Optimizers

Stochastic gradient descent

PastaQ.SGDType
SGD(L::LPDO;η::Float64=0.01,γ::Float64=0.0)

Stochastic gradient descent with momentum.

Parameters

  • η: learning rate
  • γ: friction coefficient
  • v: "velocity"
source
PastaQ.update!Method
update!(L::LPDO,∇::Array,opt::SGD; kwargs...)

Update parameters with SGD.

  1. vⱼ = γ * vⱼ - η * ∇ⱼ: integrated velocity
  2. θⱼ = θⱼ + vⱼ: parameter update
source

Adagrad

PastaQ.AdaGradType
AdaGrad(L::LPDO;η::Float64=0.01,ϵ::Float64=1E-8)

Parameters

  • η: learning rate
  • ϵ: shift
  • ∇²: square gradients (running sums)
source
PastaQ.update!Method
update!(L::LPDO,∇::Array,opt::AdaGrad; kwargs...)

update!(ψ::MPS,∇::Array,opt::AdaGrad; kwargs...)

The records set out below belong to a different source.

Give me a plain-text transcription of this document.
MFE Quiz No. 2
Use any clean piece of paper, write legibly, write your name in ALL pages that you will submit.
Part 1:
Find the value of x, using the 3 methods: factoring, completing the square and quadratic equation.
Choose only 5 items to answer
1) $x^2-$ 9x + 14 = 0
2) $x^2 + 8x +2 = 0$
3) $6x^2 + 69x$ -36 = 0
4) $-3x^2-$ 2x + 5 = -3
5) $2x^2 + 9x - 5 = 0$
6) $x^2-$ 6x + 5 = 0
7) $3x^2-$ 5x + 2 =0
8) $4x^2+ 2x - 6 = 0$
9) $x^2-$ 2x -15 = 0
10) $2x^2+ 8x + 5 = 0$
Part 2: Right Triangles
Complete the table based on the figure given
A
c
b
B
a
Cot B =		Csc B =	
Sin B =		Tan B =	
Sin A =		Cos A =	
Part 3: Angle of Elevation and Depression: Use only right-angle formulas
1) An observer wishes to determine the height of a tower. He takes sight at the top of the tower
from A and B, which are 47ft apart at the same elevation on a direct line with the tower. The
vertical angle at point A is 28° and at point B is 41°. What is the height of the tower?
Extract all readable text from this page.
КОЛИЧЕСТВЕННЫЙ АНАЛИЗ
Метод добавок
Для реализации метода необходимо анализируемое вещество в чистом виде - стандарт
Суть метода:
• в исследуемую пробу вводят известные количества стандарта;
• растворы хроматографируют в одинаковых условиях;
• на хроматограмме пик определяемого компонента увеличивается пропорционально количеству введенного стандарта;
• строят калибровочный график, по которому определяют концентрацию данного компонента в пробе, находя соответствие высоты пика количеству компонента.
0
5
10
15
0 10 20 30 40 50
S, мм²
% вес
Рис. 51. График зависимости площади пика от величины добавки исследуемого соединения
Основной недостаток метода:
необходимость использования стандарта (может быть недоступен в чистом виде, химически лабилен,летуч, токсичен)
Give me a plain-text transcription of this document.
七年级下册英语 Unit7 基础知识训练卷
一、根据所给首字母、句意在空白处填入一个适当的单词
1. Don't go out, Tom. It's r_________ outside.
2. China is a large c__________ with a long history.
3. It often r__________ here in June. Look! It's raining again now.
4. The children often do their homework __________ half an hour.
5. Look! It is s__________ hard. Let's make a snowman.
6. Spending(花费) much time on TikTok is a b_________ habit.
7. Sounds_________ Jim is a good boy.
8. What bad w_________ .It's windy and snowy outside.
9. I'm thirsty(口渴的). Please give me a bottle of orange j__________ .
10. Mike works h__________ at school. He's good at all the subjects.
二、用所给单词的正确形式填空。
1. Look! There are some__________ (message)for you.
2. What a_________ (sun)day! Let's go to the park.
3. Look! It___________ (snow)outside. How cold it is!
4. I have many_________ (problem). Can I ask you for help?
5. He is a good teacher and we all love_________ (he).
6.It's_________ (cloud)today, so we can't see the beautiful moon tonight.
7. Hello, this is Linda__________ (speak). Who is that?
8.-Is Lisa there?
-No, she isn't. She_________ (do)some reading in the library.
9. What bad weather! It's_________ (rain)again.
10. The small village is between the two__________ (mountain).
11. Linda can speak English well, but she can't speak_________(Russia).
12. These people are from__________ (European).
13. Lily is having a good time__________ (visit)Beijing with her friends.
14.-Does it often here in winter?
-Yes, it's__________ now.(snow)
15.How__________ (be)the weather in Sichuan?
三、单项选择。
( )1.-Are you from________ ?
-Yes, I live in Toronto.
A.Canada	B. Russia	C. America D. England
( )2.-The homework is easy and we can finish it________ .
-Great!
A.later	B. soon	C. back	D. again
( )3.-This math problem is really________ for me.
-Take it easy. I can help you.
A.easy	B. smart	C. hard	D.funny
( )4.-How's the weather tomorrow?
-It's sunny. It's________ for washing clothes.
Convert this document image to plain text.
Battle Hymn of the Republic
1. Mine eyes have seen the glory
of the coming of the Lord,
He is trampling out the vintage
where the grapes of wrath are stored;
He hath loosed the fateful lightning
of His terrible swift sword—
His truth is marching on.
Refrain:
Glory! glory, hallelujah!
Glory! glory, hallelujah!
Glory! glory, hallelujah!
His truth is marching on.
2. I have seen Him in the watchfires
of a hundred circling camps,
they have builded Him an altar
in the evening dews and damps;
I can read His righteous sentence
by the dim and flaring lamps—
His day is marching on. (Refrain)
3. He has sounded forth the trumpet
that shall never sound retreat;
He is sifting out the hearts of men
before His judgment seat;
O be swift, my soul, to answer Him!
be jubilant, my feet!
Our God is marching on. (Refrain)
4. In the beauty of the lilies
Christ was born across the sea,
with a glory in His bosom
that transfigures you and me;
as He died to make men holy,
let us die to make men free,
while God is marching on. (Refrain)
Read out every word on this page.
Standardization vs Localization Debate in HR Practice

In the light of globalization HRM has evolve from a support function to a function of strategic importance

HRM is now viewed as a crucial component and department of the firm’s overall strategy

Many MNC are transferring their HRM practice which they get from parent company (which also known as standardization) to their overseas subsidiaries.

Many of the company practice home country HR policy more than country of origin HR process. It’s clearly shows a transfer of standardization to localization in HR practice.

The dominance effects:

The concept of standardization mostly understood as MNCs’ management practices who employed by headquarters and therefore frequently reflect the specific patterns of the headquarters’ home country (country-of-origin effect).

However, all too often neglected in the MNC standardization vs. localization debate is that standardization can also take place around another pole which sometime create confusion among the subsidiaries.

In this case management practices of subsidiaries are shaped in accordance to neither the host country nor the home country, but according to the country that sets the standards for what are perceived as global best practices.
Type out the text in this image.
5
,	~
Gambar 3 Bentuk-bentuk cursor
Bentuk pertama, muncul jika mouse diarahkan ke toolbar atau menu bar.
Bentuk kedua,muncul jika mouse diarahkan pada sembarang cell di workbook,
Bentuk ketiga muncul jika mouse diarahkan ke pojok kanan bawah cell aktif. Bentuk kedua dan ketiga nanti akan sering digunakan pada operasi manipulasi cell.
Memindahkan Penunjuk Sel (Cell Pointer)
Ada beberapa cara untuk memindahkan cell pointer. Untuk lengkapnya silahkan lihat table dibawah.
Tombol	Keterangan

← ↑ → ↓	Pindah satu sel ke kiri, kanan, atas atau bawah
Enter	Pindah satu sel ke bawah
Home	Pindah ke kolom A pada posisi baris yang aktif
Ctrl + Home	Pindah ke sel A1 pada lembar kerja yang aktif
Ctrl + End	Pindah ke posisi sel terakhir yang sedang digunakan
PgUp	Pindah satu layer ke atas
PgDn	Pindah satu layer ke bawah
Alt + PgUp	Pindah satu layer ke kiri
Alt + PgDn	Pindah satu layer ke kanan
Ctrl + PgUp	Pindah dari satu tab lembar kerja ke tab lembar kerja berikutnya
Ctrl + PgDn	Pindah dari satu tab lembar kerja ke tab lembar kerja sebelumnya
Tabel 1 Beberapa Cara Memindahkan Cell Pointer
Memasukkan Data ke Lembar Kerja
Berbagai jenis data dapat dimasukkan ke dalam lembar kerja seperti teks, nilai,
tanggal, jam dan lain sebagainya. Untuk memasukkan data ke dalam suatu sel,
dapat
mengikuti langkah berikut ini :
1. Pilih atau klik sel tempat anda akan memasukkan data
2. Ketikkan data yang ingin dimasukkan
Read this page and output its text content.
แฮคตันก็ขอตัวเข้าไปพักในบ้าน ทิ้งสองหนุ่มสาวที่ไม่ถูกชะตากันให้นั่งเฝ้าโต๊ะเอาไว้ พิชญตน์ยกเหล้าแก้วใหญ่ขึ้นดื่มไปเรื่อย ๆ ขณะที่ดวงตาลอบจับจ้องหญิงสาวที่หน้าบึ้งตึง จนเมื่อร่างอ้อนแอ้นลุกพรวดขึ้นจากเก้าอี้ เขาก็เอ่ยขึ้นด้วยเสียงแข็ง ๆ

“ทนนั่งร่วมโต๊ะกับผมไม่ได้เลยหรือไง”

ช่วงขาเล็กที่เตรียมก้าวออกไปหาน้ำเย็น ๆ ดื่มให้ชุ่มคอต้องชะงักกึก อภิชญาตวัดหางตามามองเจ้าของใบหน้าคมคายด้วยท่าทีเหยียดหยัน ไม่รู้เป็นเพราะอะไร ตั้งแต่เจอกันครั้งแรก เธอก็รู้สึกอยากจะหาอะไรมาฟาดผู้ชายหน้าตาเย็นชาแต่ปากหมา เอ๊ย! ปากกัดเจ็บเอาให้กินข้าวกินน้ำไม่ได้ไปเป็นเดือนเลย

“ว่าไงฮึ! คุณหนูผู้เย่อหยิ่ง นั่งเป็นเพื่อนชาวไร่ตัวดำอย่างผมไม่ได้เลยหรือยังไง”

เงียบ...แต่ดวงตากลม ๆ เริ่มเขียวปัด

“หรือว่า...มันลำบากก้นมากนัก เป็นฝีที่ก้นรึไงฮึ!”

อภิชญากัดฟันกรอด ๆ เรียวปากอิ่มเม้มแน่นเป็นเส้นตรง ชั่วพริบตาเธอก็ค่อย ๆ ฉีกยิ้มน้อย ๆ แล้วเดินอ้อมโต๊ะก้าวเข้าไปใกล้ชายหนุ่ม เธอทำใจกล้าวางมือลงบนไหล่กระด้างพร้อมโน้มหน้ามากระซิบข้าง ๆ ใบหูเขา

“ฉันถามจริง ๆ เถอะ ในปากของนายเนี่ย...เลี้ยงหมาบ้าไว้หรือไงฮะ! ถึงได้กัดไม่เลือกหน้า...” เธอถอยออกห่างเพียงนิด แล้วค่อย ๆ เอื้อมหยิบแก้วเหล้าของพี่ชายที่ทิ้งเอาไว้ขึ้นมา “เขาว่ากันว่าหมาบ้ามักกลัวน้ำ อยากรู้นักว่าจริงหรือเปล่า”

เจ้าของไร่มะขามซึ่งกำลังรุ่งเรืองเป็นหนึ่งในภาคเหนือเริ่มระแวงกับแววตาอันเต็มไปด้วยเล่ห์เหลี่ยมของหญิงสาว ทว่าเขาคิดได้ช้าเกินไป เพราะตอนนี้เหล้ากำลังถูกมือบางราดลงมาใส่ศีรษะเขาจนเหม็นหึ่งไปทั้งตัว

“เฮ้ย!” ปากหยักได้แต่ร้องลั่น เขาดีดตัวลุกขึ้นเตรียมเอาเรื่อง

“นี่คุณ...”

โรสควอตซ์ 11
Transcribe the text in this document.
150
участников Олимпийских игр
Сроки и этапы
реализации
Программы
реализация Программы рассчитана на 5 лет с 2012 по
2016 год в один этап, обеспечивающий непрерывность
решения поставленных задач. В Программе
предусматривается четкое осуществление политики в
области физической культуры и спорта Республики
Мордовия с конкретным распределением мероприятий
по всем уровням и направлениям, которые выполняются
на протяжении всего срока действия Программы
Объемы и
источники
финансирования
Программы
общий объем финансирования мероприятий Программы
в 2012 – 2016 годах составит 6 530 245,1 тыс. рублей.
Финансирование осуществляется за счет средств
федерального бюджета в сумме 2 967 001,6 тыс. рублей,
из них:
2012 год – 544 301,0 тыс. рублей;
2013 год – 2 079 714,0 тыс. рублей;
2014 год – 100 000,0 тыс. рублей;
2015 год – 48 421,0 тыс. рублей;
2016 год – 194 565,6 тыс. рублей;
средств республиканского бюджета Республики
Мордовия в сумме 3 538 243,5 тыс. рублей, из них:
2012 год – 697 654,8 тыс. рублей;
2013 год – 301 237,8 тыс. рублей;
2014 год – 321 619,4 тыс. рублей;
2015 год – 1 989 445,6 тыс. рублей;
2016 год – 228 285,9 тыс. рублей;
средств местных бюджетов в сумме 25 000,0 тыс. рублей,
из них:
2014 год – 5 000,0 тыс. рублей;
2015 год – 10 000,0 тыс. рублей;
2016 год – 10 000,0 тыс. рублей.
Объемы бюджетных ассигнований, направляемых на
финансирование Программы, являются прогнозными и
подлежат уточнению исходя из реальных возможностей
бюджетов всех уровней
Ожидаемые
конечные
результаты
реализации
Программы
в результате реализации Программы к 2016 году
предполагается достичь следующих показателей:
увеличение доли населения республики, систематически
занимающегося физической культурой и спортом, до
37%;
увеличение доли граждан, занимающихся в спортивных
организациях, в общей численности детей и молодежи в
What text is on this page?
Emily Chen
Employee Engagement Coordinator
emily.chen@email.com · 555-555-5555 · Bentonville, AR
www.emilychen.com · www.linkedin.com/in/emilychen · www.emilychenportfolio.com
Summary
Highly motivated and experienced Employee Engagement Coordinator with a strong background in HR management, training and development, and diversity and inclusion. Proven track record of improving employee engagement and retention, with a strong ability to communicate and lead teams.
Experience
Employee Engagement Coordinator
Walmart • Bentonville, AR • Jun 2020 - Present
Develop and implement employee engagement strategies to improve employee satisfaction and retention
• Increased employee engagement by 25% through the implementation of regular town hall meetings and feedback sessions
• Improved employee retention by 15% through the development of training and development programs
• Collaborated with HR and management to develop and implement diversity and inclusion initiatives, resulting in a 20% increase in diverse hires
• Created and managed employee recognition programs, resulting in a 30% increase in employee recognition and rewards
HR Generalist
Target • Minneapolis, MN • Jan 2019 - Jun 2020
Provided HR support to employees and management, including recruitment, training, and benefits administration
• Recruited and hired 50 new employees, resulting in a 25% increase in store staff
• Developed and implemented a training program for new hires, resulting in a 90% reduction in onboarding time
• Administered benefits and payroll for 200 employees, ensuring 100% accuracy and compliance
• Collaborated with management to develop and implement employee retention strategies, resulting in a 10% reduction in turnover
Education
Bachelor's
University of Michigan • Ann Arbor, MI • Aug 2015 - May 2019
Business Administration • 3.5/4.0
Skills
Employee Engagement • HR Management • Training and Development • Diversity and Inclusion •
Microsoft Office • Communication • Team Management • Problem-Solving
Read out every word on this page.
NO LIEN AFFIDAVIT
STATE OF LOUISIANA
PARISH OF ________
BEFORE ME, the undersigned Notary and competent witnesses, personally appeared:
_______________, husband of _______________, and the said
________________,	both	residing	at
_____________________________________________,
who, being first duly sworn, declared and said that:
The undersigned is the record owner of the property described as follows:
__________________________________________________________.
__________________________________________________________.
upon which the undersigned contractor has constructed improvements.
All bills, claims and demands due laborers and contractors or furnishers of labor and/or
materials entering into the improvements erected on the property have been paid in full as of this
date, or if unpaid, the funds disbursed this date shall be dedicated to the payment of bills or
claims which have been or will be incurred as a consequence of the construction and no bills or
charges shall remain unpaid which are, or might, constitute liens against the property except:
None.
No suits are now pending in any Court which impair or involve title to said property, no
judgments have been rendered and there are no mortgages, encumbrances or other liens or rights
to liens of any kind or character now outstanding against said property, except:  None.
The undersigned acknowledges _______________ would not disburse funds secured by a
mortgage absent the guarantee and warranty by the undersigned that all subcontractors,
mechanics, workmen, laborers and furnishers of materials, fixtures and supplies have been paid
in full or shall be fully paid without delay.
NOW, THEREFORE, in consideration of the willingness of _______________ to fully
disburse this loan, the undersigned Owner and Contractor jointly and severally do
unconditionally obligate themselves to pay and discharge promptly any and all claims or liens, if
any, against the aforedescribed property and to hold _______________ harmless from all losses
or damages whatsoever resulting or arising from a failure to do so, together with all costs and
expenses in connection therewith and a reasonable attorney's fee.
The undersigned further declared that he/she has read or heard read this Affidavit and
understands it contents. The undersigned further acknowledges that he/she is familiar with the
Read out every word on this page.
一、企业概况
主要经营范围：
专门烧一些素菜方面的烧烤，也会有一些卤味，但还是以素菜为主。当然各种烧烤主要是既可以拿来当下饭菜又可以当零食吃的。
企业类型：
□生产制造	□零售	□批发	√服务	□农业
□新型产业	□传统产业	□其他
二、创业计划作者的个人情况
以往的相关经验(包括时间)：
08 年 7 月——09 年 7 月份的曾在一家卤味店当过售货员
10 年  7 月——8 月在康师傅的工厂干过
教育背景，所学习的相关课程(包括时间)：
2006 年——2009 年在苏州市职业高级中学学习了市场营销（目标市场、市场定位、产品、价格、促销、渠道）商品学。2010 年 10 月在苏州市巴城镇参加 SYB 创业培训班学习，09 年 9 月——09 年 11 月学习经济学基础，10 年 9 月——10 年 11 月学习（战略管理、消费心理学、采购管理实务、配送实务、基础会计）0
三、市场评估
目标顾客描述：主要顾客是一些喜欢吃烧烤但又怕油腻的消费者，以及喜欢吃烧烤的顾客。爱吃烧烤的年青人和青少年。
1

Update parameters with AdaGrad.

  1. gⱼ += ∇ⱼ²: running some of square gradients
  2. Δθⱼ = η * ∇ⱼ / (sqrt(gⱼ+ϵ)
  3. θⱼ = θⱼ - Δθⱼ: parameter update
source

Adadelta

PastaQ.AdaDeltaType
AdaDelta(L::LPDO;γ::Float64=0.9,ϵ::Float64=1E-8)

Parameters

  • γ: friction coefficient
  • ϵ: shift
  • ∇²: square gradients (decaying average)
  • Δθ²: square updates (decaying average)
source
PastaQ.update!Method
update!(L::LPDO,∇::Array,opt::AdaDelta; kwargs...)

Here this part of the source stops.